Understanding GWAS association generation and score calculation in the Platform

Dear Open Targets team,

We have been benchmarking the GWAS-derived genetic associations in the Open Targets vs the ones we can obtain in GWAS catalog directly. Based on that we have some specific questions:

1.How are GWAS-derived associations generated in open targets? Is the data reprocessed?

During our review of associations for IL13 and other genes we encountered several cases where the Platform reports a GWAS-based genetic association, but the referenced GWAS Catalog study does not contain any variant directly associated with the gene. We would like to understand the intended data flow here.

Two examples for IL13:

  1. Actinic keratosis: The association is supported by studies GCST90480468 (30 reported associations) and GCST90476204 (66 associations). Neither study lists any association with IL13 or nearby genes such as TH2LCRR, IL4, IL5, RAD50, or KIF3A. Also in the open targets page for these studies I cannot find IL13 neither in the GWAS credible sets part.
  2. Abnormal thrombosis: Similarly, the referenced GWAS studies (GCST90044359, GCST90044364) do not appear to report any associations with IL13 in GWAS catalog. In this two cases, I identify the IL13 in the L2G score.

2. Clarifying the genetics score calculation:

The Platform documentation describes the genetics datasource score as a normalised harmonic sum of L2G scores across credible sets, which we find clearly explained. However, we noticed a numerical discrepancy that we cannot account for with that formula alone.

For the IL13 – adult-onset asthma association, a single credible set is present with L2G = 0.384, yet the Platform reports a genetics score of 0.233.

Thank you for building and maintaining such an open and well-documented resource. Also thank you in advance for your support in those specific questions.

Best regards,

Bruna

Hi @Bruna_almirall, welcome to the Open Targets Community, and thank you for your kind words about the Platform! We’re glad it’s useful :tada:

To answer your questions:

1.How are GWAS-derived associations generated in open targets? Is the data reprocessed?

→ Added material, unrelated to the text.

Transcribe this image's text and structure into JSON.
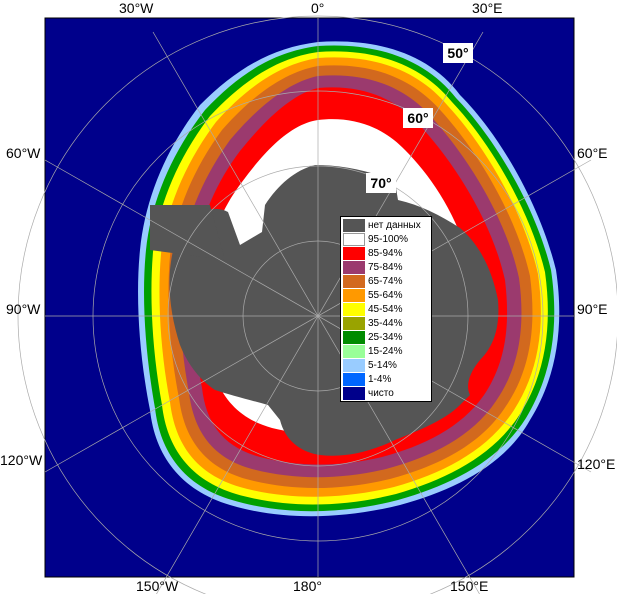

In the GWAS Catalog associations page you will find the reported leads from the study authors, and I believe the GWAS Catalog uses the nearest gene for mapping.

When we ingest studies into the Open Targets Platform, we reprocess the data from the GWAS Catalog. Where summary statistics are available, we perform harmonisation, fine-mapping, colocalisation, and Locus-to-Gene analysis.

The Locus-to-Gene (L2G) analysis, our in-house pipeline, uses 28 features to rank the most likely causal genes for a credible set and might prioritise genes that were not listed in the original study. Any prioritised gene with an L2G score > 0.05 is included in the Platform as evidence for the target-disease association.

However, if you look at the credible sets for the studies you mentioned, you’ll see that other genes are ranked higher by the L2G algorithm, and are therefore more likely to be the causal gene than IL13, e.g. the credible set for actinic keratosis from GCST90480468

The L2G widget shows you which features contributed most to the L2G score, and you can explore the contribution of each feature in more detail:

In general, we would recommend exploring the supporting evidence for the associations, and seeing whether there is any other corroborating evidence.

You can find out more about our processing of the data in the documentation e.g. Study documentation, credible set documentation, GWAS and functional genomics section.

2. Clarifying the genetics score calculation:

Data source scores are indeed calculated using a harmonic sum, but the harmonic sum is then normalised by dividing the result by the maximum theoretical harmonic sum, which approximates to 1.644.

0.384/1.644 ~ 0.233

I hope that helps! Let us know if you need more information.

Thank you very much for the clarification and your quick reply. That helps a lot.